- Born: Marino Ghislainus Keulen 24 October 1963 (age 62) Tongeren, Belgium
- Occupation: politician

= Marino Keulen =

Belgian politician

Marino Ghislainus Keulen (born 24 October 1963) is a Belgian politician for Anders (formerly Open Flemish Liberals and Democrats). He is a representative in the Flemish Parliament, and served in the Flemish Government of 2004–2009 as Minister of Home Affairs, Urban Policy, Housing and Civic Integration.

Keulen was born in Tongeren. He obtained a (graduate) degree at the Provinciaal Hoger Handelsinstituut in Hasselt.

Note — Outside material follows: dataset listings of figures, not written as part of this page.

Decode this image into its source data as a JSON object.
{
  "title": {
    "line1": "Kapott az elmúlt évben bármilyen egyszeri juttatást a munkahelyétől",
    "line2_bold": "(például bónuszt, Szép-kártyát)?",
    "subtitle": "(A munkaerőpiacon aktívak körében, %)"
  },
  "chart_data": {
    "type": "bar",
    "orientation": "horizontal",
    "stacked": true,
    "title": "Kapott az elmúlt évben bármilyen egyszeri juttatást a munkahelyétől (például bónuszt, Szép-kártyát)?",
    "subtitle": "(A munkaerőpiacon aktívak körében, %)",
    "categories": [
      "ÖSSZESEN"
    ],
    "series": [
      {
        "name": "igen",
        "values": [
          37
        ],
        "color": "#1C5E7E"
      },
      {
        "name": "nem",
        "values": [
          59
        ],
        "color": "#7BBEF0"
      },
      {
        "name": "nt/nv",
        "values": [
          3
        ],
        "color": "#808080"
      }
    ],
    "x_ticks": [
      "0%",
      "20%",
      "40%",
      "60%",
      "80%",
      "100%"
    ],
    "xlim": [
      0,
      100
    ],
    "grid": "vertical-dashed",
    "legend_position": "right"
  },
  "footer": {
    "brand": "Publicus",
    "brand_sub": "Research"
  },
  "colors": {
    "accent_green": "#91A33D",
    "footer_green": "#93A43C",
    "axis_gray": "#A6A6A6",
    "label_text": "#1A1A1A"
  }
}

Keulen served in the provincial council of Limburg 1994–1995 but gave up the seat when he was elected to the Flemish Parliament in 1995. Keulen was re-elected in 1999 and 2004. After a cabinet shuffle in 2003, Keulen entered the Flemish government as Flemish Minister for Housing, Media and Sport. After the regional elections of 2004, Keulen became Flemish Minister for Home Affairs, Urban Policy, Housing and Civic Integration.

Keulen was elected to the municipal council of Lanaken in 1988 and was re-elected in 1994, 2000 and 2006. From 1995 to 2000, Keulen served as an alderman in Lanaken. From 2007 on, Keulen served as the President of the municipal council of Lanaken.